Country: | England |
Coordinates: | 52.794°N -0.4461°W |
Map Type: | Lincolnshire |
Official Name: | Grimsthorpe |
Civil Parish: | Edenham |
Shire District: | South Kesteven |
Shire County: | Lincolnshire |
Region: | East Midlands |
Constituency Westminster: | Grantham and Stamford |
Post Town: | BOURNE |
Postcode District: | PE10 |
Postcode Area: | PE |
Dial Code: | 01778 |
Os Grid Reference: | TF048229 |
London Distance Mi: | 90 |
London Direction: | S |
Grimsthorpe is a hamlet in the South Kesteven district of Lincolnshire, England. It is situated on the A151 road, and 3miles north-west from Bourne.
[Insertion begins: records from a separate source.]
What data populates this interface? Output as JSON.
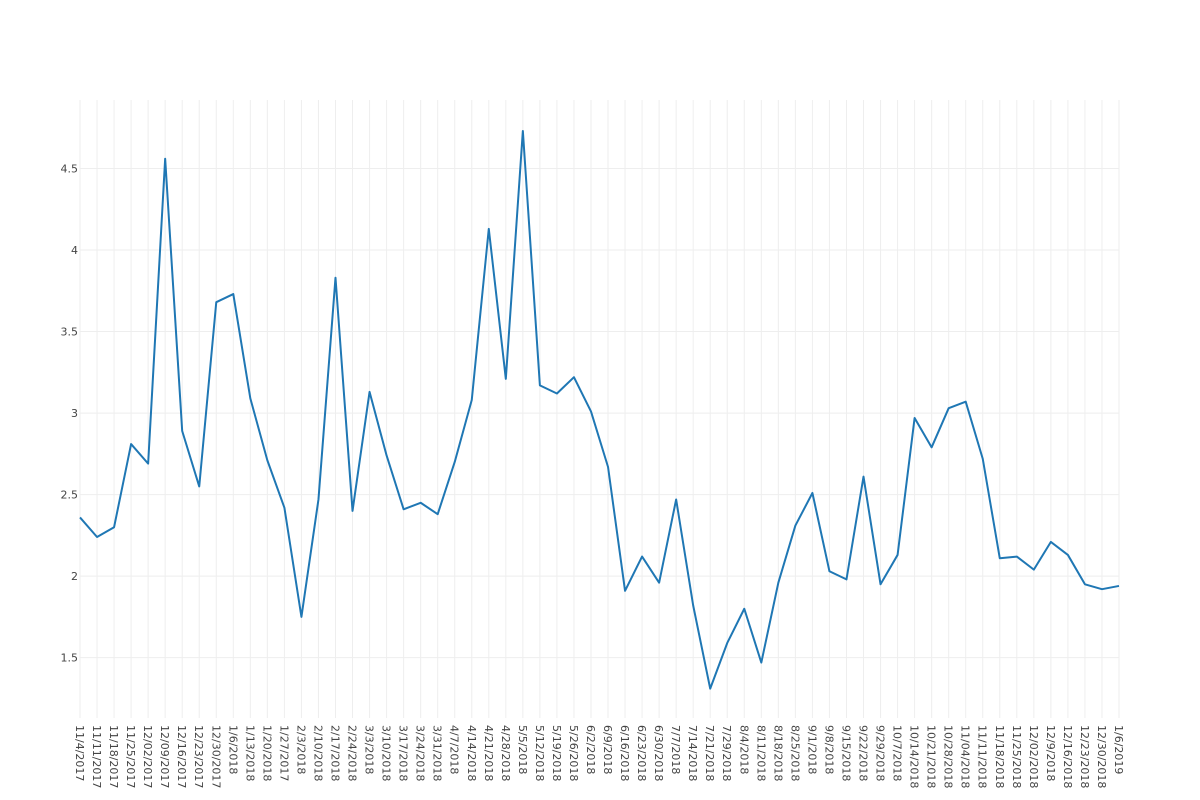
{
  "chart_data": {
    "type": "line",
    "categories": [
      "11/4/2017",
      "11/11/2017",
      "11/18/2017",
      "11/25/2017",
      "12/02/2017",
      "12/09/2017",
      "12/16/2017",
      "12/23/2017",
      "12/30/2017",
      "1/6/2018",
      "1/13/2018",
      "1/20/2018",
      "1/27/2017",
      "2/3/2018",
      "2/10/2018",
      "2/17/2018",
      "2/24/2018",
      "3/3/2018",
      "3/10/2018",
      "3/17/2018",
      "3/24/2018",
      "3/31/2018",
      "4/7/2018",
      "4/14/2018",
      "4/21/2018",
      "4/28/2018",
      "5/5/2018",
      "5/12/2018",
      "5/19/2018",
      "5/26/2018",
      "6/2/2018",
      "6/9/2018",
      "6/16/2018",
      "6/23/2018",
      "6/30/2018",
      "7/7/2018",
      "7/14/2018",
      "7/21/2018",
      "7/29/2018",
      "8/4/2018",
      "8/11/2018",
      "8/18/2018",
      "8/25/2018",
      "9/1/2018",
      "9/8/2018",
      "9/15/2018",
      "9/22/2018",
      "9/29/2018",
      "10/7/2018",
      "10/14/2018",
      "10/21/2018",
      "10/28/2018",
      "11/04/2018",
      "11/11/2018",
      "11/18/2018",
      "11/25/2018",
      "12/02/2018",
      "12/9/2018",
      "12/16/2018",
      "12/23/2018",
      "12/30/2018",
      "1/6/2019"
    ],
    "values": [
      2.36,
      2.24,
      2.3,
      2.81,
      2.69,
      4.56,
      2.89,
      2.55,
      3.68,
      3.73,
      3.09,
      2.71,
      2.42,
      1.75,
      2.47,
      3.83,
      2.4,
      3.13,
      2.74,
      2.41,
      2.45,
      2.38,
      2.7,
      3.08,
      4.13,
      3.21,
      4.73,
      3.17,
      3.12,
      3.22,
      3.01,
      2.67,
      1.91,
      2.12,
      1.96,
      2.47,
      1.82,
      1.31,
      1.59,
      1.8,
      1.47,
      1.96,
      2.31,
      2.51,
      2.03,
      1.98,
      2.61,
      1.95,
      2.13,
      2.97,
      2.79,
      3.03,
      3.07,
      2.72,
      2.11,
      2.12,
      2.04,
      2.21,
      2.13,
      1.95,
      1.92,
      1.94
    ],
    "color": "#1f77b4",
    "ylim": [
      1.13,
      4.92
    ],
    "yticks": [
      1.5,
      2,
      2.5,
      3,
      3.5,
      4,
      4.5
    ],
    "grid": true
  }
}
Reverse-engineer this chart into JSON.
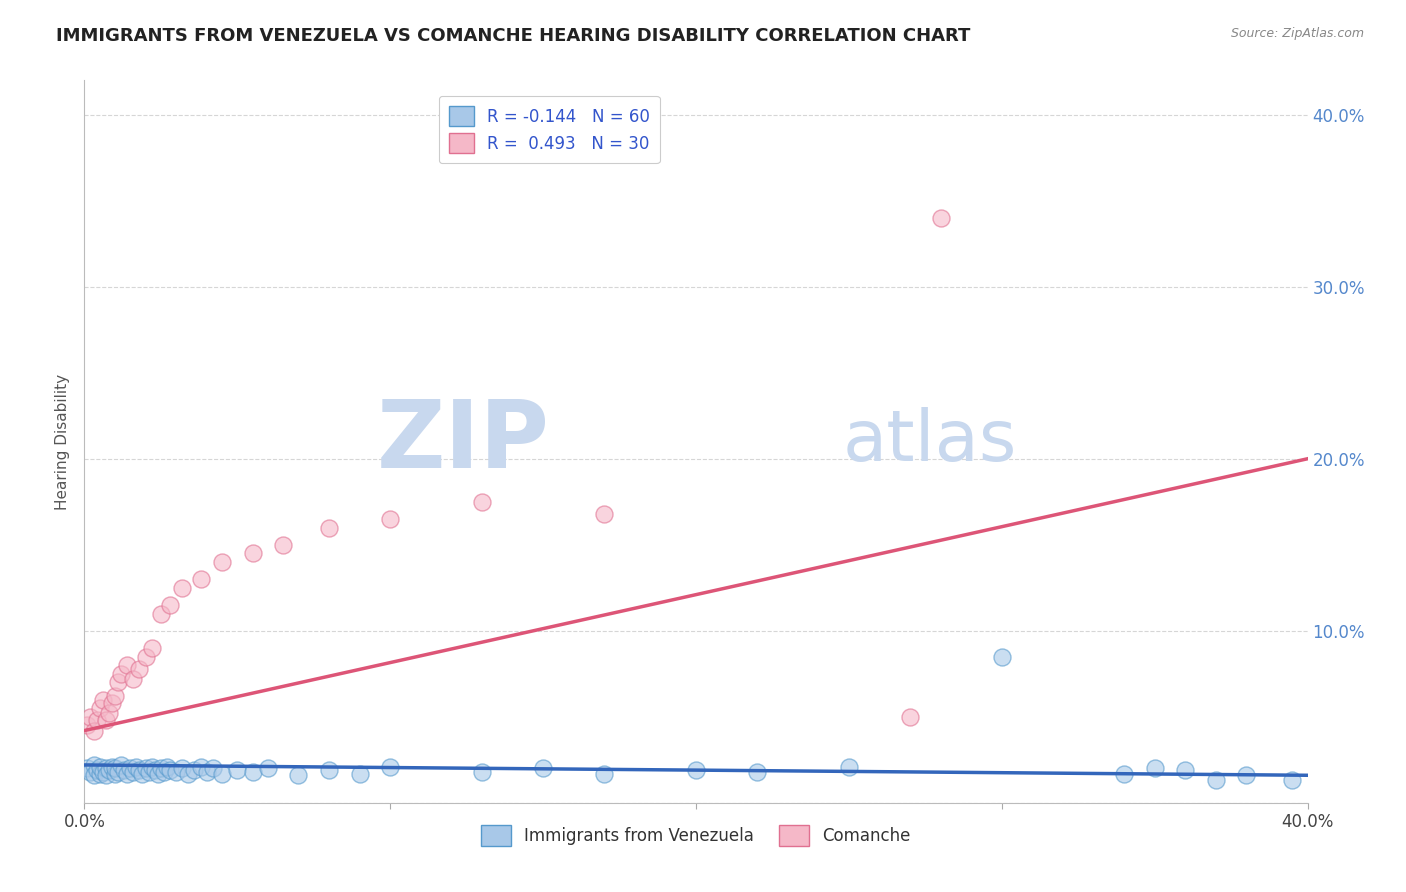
{
  "title": "IMMIGRANTS FROM VENEZUELA VS COMANCHE HEARING DISABILITY CORRELATION CHART",
  "source": "Source: ZipAtlas.com",
  "ylabel": "Hearing Disability",
  "xlim": [
    0.0,
    0.4
  ],
  "ylim": [
    0.0,
    0.42
  ],
  "x_ticks": [
    0.0,
    0.1,
    0.2,
    0.3,
    0.4
  ],
  "y_ticks": [
    0.0,
    0.1,
    0.2,
    0.3,
    0.4
  ],
  "legend1_label": "R = -0.144   N = 60",
  "legend2_label": "R =  0.493   N = 30",
  "blue_color": "#a8c8e8",
  "pink_color": "#f5b8c8",
  "blue_edge_color": "#5599cc",
  "pink_edge_color": "#e07090",
  "blue_line_color": "#3366bb",
  "pink_line_color": "#dd5577",
  "watermark_color": "#c8d8ee",
  "blue_points_x": [
    0.001,
    0.002,
    0.003,
    0.003,
    0.004,
    0.005,
    0.005,
    0.006,
    0.007,
    0.007,
    0.008,
    0.009,
    0.01,
    0.01,
    0.011,
    0.012,
    0.013,
    0.014,
    0.015,
    0.016,
    0.017,
    0.018,
    0.019,
    0.02,
    0.021,
    0.022,
    0.023,
    0.024,
    0.025,
    0.026,
    0.027,
    0.028,
    0.03,
    0.032,
    0.034,
    0.036,
    0.038,
    0.04,
    0.042,
    0.045,
    0.05,
    0.055,
    0.06,
    0.07,
    0.08,
    0.09,
    0.1,
    0.13,
    0.15,
    0.17,
    0.2,
    0.22,
    0.25,
    0.3,
    0.34,
    0.35,
    0.36,
    0.37,
    0.38,
    0.395
  ],
  "blue_points_y": [
    0.02,
    0.018,
    0.022,
    0.016,
    0.019,
    0.017,
    0.021,
    0.018,
    0.02,
    0.016,
    0.019,
    0.021,
    0.017,
    0.02,
    0.018,
    0.022,
    0.019,
    0.017,
    0.02,
    0.018,
    0.021,
    0.019,
    0.017,
    0.02,
    0.018,
    0.021,
    0.019,
    0.017,
    0.02,
    0.018,
    0.021,
    0.019,
    0.018,
    0.02,
    0.017,
    0.019,
    0.021,
    0.018,
    0.02,
    0.017,
    0.019,
    0.018,
    0.02,
    0.016,
    0.019,
    0.017,
    0.021,
    0.018,
    0.02,
    0.017,
    0.019,
    0.018,
    0.021,
    0.085,
    0.017,
    0.02,
    0.019,
    0.013,
    0.016,
    0.013
  ],
  "pink_points_x": [
    0.001,
    0.002,
    0.003,
    0.004,
    0.005,
    0.006,
    0.007,
    0.008,
    0.009,
    0.01,
    0.011,
    0.012,
    0.014,
    0.016,
    0.018,
    0.02,
    0.022,
    0.025,
    0.028,
    0.032,
    0.038,
    0.045,
    0.055,
    0.065,
    0.08,
    0.1,
    0.13,
    0.17,
    0.27,
    0.28
  ],
  "pink_points_y": [
    0.045,
    0.05,
    0.042,
    0.048,
    0.055,
    0.06,
    0.048,
    0.052,
    0.058,
    0.062,
    0.07,
    0.075,
    0.08,
    0.072,
    0.078,
    0.085,
    0.09,
    0.11,
    0.115,
    0.125,
    0.13,
    0.14,
    0.145,
    0.15,
    0.16,
    0.165,
    0.175,
    0.168,
    0.05,
    0.34
  ],
  "blue_regression": {
    "x_start": 0.0,
    "y_start": 0.022,
    "x_end": 0.4,
    "y_end": 0.016
  },
  "pink_regression": {
    "x_start": 0.0,
    "y_start": 0.042,
    "x_end": 0.4,
    "y_end": 0.2
  }
}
Grimsthorpe falls within the civil parish of Edenham, which is governed by Edenham Grimsthorpe Elsthorpe & Scottlethorpe Parish Council.[1]
Grimsthorpe Castle is 500yd to the west.[2]
John Marius Wilson's 1870 Imperial Gazetteer of England and Wales described Grimsthorpe as:
a hamlet in Edenham parish, Lincoln; on the river Glen, 1½ mile W of Edenham village. Pop., 135. Grimsthorpe Park was the seat once of the Duke of Ancaster, afterwards of Lord Gwyder; is now the seat of Lord Willoughby d'Eresby; was built partly in the time of Henry III., but principally by the Duke of Suffolk, to entertain Henry VIII.; is a large, irregular, but magnificent structure; and stands in an ornate park, about 16 miles in circuit. A Cistertian abbey, founded about 1451, by the Earl of Albemarle, and called Vallis Dei, or, vulgarly, Vaudy, formerly stood in the park, about a mile from the castle.[3][4] Vaudey Abbey was a Cistercian abbey founded in 1147, dissolved in 1536. The Abbey and its commercial quarries became part of Grimsthorpe Park.[5] The park itself is mentioned in the Domesday Book.[6]
The majority of employment in the village is in agriculture, at Grimsthorpe Castle, or at the Black Horse public house.